Yazım yerinde dururken, ABD Başkanı, ırkçı ve bu olaylar karşısında çaresiz kalan Trump, tek kelimelik bir tweet attı: China.
Yani, Trump, korona virüs sürecinde de olduğu gibi, Amerika’daki bu olaylardan Çin’in sorumlu olduğunu ima etti.
Eğer Trump doğruyu söylüyorsa, dünya ters yüz oldu demektir. Bu, diğer ülkeleri karıştırmakla ün kazanan ABD’nin artık karıştırılabilen bir hedefe dönüştüğü anlamına gelmektedir. Ancak, bu tezin doğrulanması için delil gerekir.
Gerçek olan şudur ki, Amerika’daki bu olaylar ile birlikte, ABD ile Çin arasındaki güç mücadelesi yeni ve farklı bir ortamda gelişecektir.

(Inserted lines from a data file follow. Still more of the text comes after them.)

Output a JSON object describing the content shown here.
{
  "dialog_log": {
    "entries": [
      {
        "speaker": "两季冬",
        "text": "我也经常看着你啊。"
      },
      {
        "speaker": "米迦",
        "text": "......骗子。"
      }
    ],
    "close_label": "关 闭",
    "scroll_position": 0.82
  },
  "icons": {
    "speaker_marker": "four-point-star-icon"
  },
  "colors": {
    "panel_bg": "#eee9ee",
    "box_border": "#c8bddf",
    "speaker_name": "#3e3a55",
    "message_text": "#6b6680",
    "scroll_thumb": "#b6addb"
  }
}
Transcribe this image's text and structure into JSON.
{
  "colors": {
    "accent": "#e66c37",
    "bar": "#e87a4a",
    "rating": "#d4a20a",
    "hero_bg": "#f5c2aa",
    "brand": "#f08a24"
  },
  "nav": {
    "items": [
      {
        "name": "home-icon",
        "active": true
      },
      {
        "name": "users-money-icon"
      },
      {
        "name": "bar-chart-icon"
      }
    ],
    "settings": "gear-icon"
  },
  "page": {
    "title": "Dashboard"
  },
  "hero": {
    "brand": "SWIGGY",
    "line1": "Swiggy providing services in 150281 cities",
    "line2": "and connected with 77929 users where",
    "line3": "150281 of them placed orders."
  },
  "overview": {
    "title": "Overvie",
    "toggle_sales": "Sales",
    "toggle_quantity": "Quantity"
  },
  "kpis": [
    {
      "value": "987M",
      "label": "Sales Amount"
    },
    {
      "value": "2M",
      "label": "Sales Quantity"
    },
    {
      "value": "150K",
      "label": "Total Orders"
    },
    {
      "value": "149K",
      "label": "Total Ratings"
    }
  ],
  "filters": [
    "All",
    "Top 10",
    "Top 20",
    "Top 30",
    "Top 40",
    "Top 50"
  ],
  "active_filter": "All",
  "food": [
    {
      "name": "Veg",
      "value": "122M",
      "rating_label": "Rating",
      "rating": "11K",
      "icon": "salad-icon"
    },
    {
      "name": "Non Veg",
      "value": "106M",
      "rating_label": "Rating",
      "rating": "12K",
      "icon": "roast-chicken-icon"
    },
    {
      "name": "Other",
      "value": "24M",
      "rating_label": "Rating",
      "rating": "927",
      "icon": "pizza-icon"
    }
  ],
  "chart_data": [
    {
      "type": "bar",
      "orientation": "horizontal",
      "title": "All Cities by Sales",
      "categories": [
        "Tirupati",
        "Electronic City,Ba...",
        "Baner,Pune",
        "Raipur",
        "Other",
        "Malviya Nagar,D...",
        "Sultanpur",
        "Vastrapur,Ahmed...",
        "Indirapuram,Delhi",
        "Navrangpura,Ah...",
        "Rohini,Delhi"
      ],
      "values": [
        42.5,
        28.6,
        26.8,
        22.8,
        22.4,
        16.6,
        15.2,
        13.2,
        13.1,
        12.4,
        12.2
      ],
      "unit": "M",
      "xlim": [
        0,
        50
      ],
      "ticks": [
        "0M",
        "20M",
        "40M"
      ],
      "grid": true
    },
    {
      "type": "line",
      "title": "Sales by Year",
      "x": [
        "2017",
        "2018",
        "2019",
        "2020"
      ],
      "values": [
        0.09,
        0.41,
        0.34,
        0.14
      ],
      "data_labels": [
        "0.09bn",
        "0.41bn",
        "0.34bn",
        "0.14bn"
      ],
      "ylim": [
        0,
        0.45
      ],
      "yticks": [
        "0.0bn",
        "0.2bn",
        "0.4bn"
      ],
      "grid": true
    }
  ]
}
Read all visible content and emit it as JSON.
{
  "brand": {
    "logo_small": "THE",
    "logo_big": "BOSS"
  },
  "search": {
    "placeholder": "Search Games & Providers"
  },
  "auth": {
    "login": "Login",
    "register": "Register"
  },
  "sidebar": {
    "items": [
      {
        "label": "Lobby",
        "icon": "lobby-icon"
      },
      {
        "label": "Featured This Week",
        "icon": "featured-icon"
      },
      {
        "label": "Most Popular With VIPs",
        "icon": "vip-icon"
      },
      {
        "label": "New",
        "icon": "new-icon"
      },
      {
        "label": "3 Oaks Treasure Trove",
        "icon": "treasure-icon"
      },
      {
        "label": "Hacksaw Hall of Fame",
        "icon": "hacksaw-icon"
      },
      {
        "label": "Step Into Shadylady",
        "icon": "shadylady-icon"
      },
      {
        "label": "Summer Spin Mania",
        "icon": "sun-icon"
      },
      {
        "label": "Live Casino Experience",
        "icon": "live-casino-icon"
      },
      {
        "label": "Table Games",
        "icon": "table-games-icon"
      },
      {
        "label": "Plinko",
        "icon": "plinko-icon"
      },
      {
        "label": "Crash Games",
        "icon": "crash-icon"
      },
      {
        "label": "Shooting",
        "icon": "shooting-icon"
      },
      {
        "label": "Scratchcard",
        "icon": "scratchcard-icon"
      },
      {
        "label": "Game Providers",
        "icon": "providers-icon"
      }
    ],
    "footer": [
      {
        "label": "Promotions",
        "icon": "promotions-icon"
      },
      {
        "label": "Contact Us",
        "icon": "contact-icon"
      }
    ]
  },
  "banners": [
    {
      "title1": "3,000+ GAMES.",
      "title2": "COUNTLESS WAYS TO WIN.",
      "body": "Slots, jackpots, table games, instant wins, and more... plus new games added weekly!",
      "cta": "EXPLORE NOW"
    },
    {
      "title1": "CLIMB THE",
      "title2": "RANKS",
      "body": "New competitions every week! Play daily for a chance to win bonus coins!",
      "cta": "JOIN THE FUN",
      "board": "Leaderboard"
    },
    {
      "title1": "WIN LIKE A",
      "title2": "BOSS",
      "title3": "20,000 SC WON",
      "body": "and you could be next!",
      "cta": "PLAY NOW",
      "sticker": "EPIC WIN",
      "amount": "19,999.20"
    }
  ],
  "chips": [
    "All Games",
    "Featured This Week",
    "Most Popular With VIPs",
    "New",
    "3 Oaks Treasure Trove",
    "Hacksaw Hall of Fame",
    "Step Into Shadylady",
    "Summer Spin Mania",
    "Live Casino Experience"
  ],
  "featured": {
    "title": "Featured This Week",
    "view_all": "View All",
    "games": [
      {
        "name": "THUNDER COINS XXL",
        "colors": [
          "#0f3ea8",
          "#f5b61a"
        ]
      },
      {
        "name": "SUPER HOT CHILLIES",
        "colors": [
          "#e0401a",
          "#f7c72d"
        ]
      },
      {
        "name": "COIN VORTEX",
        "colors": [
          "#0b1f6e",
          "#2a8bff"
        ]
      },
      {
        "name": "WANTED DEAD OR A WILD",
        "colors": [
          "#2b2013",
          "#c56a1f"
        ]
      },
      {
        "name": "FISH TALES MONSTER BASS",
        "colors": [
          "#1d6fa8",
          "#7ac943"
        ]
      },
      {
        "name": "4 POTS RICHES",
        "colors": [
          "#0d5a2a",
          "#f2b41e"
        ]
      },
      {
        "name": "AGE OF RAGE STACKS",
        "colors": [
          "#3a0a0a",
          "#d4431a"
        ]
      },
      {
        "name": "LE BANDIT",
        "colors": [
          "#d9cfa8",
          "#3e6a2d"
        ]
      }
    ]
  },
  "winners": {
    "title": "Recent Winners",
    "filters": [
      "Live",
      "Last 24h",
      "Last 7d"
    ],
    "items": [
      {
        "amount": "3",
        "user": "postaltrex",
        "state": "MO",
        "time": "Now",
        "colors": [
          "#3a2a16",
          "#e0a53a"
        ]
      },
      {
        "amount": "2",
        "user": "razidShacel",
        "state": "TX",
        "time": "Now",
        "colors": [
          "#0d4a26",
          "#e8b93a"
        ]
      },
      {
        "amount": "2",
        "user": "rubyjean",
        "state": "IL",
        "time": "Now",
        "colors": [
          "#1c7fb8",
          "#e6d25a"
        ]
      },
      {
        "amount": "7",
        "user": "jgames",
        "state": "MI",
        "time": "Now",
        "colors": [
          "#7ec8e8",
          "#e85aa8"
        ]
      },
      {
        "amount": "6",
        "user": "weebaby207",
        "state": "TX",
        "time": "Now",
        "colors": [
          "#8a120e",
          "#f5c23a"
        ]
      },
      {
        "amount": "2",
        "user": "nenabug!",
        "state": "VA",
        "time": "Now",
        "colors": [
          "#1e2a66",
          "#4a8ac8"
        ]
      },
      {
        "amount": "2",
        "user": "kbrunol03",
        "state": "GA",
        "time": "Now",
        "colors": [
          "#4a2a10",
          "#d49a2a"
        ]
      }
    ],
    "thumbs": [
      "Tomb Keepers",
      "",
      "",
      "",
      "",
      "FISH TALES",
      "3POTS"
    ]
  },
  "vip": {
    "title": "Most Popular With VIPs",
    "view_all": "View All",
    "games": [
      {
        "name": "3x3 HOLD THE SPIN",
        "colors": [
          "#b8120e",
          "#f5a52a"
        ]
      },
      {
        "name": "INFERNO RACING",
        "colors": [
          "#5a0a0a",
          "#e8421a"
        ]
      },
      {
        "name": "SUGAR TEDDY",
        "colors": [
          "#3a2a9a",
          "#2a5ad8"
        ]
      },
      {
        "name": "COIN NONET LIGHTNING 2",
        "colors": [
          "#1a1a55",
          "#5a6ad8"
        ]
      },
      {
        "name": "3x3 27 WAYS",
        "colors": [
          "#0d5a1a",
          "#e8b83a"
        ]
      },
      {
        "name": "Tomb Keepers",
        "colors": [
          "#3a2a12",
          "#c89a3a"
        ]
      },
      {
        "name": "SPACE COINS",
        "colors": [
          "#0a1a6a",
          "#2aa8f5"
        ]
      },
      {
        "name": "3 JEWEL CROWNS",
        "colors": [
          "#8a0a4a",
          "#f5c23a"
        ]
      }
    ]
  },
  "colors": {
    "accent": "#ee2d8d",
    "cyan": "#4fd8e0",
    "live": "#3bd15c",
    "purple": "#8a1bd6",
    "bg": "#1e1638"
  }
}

Unutmayalım ki Çin’in tarihi strateji kültürü, Sun Tzu’nun ifadesi ile “Hasmın ağır bir çarpışmaya girmeden çökertilmesini” öngörmektedir.
Kim ne derse desin, Çin’deki, Rusya’daki, İran’daki, Kuzey Kore’deki devlet yöneticilerinin ve hatta renkli devrimlerin ve Arap Baharında hedef olan tüm ülke halklarının, Amerika’daki bu gelişmeleri televizyon başında, mutlulukla izledikleri söylenebilir.
SON SÖZ:
Ünlü filozof zamanında demiş ki “Düşünüyorum, o halde varım.”
Bizim iktidardaki ve muhalefetteki siyasetçiler, icazet için sıraya girenler, Amerika’daki bu olaylar, bu olayların ABD-Çin küresel güç mücadelesine ve bu güç mücadelesinin Türkiye’ye olası etkileri hakkında ne düşünmektedirler?
Eğer düşünüyorlarsa ve düşüncelerini açıklarlarsa, biz de onların var olduklarını bilebiliriz.